Maintaining your motorhome encourages you to take pride in your holiday home on wheels, of course, but also safeguards what is likely to have been a significant investment. Most important of all, perhaps, maintaining your motorhome also makes sure that it remains safe on the roads and free of health hazards when you are spending your days and nights living in it.

Given the critical importance of motorhome maintenance, therefore, here are some of the most frequently asked questions about it that we receive here at Derby Motorhomes.

Do I have a legal responsibility for maintaining my motorhome?

The Caravan and Motorhome Club reminds us that, while the law does not set out the nature or extent of the maintenance you need to do, it does insist that your motorhome remains in a roadworthy condition.

If you are involved in an accident and your motorhome is shown to be unroadworthy, you are almost certain to be in trouble with the police and may also have invalidated your motorhome insurance policy.

Section 75 of the Road Traffic Act 1988 – which continues to be in force as of the 17th of February 2023 – defines an unroadworthy condition as that which “would involve a danger of injury to any person” – and it is also unlawful to sell or offer for sale any such unroadworthy vehicle.

Isn’t the roadworthiness requirement covered by my MOT?

Your motorhome is only required to have an MOT if it is more than three years old.

Not only that but any MOT only certifies the roadworthiness of your vehicle on the day of the test – it is obviously impossible to predict any change that may occur after that date.

To stay on the right side of the law, therefore, make sure to arrange an MOT test whenever it falls due since you might be fined up to £1,000 if you fail to do so. And if you book your motorhome in for an MOT test by us here at Derby Motorhomes, there is the added benefit of our being able to arrange whatever additional maintenance may be necessary too.

There are some maintenance duties you need to perform on a more frequent basis, just as you would your own car.
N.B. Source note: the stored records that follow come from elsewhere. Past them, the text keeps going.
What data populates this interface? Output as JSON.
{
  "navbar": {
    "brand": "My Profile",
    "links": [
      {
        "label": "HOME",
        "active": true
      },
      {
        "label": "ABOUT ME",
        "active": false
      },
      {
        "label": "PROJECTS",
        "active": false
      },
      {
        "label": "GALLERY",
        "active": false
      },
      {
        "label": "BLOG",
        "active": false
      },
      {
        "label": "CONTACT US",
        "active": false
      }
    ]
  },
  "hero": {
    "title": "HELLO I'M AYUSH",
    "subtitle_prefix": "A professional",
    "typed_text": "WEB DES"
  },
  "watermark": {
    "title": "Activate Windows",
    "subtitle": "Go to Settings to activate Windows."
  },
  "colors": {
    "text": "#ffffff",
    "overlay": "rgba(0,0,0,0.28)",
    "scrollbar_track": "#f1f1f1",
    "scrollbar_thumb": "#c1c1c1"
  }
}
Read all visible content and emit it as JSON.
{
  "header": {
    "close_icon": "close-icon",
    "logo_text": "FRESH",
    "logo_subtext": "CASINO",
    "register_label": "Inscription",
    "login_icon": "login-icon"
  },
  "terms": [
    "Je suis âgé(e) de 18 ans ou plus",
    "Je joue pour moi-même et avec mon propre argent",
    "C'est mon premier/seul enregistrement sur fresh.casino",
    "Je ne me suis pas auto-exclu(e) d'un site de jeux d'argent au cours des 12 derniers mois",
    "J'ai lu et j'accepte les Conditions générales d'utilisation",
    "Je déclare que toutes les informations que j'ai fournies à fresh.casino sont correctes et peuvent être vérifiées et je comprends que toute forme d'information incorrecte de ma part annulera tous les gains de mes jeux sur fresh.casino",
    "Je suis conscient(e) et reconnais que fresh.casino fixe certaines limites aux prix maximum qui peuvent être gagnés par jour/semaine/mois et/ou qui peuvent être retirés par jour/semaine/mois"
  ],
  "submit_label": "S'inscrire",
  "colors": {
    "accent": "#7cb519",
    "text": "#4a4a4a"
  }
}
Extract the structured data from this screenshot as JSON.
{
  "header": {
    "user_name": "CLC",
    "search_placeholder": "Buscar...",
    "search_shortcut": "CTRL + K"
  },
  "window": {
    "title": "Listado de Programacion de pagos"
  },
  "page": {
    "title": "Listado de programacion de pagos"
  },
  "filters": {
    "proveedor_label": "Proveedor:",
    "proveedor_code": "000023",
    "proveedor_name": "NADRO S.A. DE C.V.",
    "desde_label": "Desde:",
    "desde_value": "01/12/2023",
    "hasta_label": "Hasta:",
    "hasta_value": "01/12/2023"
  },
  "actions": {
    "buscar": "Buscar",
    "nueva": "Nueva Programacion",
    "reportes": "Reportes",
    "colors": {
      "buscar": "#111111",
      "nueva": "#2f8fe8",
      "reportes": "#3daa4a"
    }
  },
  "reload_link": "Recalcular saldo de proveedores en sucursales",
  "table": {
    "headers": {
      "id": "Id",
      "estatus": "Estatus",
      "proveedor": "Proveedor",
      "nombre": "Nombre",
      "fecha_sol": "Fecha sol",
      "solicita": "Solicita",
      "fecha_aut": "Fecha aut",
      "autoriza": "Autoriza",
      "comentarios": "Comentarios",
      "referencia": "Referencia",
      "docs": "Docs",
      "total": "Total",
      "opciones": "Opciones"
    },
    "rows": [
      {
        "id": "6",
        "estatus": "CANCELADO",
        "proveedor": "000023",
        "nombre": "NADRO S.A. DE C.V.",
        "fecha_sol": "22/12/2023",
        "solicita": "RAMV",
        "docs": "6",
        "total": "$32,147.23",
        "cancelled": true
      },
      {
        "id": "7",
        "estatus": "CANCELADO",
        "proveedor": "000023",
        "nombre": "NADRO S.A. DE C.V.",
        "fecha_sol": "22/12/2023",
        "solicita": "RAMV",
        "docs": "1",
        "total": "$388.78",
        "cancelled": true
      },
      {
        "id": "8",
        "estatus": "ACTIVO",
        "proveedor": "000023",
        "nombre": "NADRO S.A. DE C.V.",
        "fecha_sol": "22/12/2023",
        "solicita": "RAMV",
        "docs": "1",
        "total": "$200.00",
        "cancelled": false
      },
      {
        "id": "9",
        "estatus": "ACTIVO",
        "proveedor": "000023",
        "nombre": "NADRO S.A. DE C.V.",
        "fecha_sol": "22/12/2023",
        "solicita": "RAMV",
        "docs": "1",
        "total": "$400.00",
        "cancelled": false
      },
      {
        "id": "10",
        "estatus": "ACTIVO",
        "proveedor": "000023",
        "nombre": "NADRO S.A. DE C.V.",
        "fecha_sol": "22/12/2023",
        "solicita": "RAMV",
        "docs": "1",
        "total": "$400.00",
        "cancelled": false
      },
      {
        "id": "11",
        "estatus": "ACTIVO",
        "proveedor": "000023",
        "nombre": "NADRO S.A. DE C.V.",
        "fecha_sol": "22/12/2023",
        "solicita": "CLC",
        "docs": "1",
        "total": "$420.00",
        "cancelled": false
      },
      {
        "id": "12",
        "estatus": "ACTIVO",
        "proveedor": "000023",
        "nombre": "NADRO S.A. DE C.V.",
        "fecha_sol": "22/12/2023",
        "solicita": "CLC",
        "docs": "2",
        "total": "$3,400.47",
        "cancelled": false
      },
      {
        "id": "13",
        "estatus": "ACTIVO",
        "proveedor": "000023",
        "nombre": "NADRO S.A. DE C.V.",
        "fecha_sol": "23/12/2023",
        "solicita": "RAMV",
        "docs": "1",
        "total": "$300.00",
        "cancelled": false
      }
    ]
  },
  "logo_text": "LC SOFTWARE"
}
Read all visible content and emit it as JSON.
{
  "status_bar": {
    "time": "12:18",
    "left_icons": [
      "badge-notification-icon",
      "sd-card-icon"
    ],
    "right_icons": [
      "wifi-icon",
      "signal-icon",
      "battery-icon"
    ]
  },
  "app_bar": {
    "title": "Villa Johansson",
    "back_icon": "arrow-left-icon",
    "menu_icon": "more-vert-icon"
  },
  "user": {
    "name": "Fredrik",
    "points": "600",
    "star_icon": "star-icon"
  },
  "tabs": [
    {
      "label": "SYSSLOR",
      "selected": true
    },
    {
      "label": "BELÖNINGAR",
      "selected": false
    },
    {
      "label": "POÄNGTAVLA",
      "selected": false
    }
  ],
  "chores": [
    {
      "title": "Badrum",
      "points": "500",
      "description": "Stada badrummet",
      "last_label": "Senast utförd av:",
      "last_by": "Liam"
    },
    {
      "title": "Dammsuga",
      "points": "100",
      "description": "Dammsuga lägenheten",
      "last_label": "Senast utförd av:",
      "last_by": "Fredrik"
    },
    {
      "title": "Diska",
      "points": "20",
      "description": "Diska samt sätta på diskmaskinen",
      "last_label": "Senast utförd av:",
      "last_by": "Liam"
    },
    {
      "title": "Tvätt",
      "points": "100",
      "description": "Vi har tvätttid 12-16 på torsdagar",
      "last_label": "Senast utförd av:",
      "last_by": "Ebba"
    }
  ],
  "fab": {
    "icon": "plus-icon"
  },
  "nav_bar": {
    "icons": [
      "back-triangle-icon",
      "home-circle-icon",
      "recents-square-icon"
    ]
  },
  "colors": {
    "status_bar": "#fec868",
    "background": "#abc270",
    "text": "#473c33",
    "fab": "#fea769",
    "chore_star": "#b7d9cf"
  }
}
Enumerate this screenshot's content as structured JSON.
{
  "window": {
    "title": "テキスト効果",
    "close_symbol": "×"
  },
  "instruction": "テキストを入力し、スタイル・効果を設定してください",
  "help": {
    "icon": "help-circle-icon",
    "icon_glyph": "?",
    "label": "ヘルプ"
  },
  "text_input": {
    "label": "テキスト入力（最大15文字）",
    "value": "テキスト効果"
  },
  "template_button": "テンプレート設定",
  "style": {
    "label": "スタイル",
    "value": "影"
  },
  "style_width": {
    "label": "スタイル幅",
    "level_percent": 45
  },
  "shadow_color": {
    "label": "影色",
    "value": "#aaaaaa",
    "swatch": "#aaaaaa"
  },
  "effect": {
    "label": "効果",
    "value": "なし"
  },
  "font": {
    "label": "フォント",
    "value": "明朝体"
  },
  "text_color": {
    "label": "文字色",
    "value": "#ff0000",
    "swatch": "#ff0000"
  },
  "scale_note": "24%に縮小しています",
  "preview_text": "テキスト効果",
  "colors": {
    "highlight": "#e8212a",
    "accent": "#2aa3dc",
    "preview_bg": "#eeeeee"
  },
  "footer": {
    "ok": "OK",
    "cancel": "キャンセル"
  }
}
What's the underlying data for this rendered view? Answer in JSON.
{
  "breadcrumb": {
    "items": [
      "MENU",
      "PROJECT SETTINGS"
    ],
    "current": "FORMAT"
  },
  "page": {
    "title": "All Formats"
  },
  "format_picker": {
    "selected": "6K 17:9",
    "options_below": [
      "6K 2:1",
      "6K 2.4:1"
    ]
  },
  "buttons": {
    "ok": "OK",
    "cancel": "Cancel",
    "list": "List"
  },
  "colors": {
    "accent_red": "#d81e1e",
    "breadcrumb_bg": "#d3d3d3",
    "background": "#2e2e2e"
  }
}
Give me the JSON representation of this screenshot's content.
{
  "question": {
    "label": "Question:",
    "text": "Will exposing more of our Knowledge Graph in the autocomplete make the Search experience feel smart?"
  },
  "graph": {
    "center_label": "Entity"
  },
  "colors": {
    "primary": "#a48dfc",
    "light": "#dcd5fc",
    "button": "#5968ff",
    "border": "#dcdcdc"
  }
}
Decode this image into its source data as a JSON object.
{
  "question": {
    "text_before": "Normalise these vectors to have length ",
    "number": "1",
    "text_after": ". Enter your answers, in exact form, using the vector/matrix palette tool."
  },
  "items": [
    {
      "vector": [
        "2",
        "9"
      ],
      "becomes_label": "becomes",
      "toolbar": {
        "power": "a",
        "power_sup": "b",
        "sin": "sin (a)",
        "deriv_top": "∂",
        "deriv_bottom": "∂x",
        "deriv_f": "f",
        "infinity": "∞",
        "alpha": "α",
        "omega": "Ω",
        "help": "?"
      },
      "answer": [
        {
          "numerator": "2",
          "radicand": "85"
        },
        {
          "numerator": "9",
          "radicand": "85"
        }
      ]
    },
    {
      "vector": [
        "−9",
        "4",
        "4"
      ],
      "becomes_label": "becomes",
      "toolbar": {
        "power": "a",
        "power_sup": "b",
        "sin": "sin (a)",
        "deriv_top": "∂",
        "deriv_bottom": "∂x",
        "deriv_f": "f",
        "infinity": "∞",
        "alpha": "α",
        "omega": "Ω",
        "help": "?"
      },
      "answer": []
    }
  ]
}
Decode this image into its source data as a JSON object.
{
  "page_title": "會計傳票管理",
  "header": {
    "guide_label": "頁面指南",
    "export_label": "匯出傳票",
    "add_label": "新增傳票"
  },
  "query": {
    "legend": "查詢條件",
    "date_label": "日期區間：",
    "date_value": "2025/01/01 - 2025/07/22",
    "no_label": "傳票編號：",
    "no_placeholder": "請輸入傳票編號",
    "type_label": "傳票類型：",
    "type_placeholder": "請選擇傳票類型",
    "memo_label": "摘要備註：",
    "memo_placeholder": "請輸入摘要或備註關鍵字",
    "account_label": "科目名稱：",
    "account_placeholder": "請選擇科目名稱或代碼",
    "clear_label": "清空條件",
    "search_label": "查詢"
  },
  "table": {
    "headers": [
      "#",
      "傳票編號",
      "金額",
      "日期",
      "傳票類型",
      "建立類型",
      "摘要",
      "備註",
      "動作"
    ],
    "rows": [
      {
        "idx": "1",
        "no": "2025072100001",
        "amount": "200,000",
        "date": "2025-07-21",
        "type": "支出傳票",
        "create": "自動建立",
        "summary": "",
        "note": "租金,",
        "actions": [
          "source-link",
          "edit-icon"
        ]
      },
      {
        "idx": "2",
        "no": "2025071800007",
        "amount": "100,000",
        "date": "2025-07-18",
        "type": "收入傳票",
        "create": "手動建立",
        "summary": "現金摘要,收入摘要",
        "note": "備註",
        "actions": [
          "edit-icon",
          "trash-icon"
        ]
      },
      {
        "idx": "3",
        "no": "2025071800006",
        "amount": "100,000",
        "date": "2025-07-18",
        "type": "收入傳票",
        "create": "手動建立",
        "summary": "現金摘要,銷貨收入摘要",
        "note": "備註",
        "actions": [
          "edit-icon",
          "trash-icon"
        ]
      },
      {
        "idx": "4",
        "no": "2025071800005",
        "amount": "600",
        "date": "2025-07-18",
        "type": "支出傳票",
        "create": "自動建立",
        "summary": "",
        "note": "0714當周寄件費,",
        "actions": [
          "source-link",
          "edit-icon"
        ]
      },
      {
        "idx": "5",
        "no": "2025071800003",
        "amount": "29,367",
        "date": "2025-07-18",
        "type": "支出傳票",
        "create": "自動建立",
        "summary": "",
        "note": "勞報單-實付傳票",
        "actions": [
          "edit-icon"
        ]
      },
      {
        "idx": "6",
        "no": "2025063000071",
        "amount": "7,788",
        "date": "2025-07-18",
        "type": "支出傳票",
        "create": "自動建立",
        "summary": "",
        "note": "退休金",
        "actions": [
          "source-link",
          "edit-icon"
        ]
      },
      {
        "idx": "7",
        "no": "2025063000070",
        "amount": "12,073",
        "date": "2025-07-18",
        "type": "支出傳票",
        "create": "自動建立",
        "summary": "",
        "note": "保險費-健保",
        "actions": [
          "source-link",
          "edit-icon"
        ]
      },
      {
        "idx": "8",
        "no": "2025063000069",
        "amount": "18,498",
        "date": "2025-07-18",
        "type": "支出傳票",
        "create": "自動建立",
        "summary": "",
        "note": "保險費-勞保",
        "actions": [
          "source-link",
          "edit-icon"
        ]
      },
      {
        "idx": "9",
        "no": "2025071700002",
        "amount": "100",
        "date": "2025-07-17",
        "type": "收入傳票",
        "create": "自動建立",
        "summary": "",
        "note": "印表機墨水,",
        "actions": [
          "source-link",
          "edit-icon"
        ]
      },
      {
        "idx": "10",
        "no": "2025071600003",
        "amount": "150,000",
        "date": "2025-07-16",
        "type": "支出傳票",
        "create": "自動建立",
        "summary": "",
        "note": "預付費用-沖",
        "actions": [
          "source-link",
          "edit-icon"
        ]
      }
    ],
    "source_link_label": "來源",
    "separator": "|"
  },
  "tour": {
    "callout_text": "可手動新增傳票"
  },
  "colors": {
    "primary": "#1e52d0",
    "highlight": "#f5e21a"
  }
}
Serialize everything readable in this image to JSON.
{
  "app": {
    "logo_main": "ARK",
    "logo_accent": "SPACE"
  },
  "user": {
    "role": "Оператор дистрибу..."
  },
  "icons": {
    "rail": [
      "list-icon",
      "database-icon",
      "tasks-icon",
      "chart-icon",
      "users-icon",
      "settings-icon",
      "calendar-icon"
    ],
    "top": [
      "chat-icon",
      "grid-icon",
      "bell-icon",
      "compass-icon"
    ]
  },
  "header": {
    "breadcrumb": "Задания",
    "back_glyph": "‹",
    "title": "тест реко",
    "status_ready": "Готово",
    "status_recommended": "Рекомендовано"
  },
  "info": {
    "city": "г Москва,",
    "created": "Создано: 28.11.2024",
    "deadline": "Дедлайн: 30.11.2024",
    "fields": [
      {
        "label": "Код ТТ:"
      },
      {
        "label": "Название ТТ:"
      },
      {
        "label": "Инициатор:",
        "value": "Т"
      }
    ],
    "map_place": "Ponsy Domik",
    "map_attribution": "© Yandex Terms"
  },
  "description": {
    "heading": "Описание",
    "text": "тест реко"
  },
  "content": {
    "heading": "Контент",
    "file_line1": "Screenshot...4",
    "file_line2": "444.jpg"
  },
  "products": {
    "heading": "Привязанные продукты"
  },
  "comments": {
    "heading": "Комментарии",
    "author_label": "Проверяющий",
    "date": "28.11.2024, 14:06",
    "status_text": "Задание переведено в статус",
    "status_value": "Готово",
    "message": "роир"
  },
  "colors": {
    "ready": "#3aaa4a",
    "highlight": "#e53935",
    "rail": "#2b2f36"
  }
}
A regular maintenance check list should include checking the vehicle’s lights and engine coolant level once a week, tyres and engine oil every two weeks, hydraulic fluid for the power steering every month, an annual inspection of the windscreen wipers and regular checks of the windscreen (for damage), screen wash reservoir levels, and the bodywork (for dinks, dents and scrapes).

How do I maintain the interior of my motorhome?

Keeping the interior of your motorhome well-maintained, clean and orderly is a bit like the housekeeping you do at home.

Take your duster to hard surfaces, sweep up bread crumbs and other debris and give it all a thorough vacuuming from time to time, especially when you’ve just returned from a trip away.

Once a year, seriously consider what is called a “habitation” service – this is a service to check and help to maintain the interior of your motorhome and its essential facilities, such as the water supply, gas, electricity supply, and heating.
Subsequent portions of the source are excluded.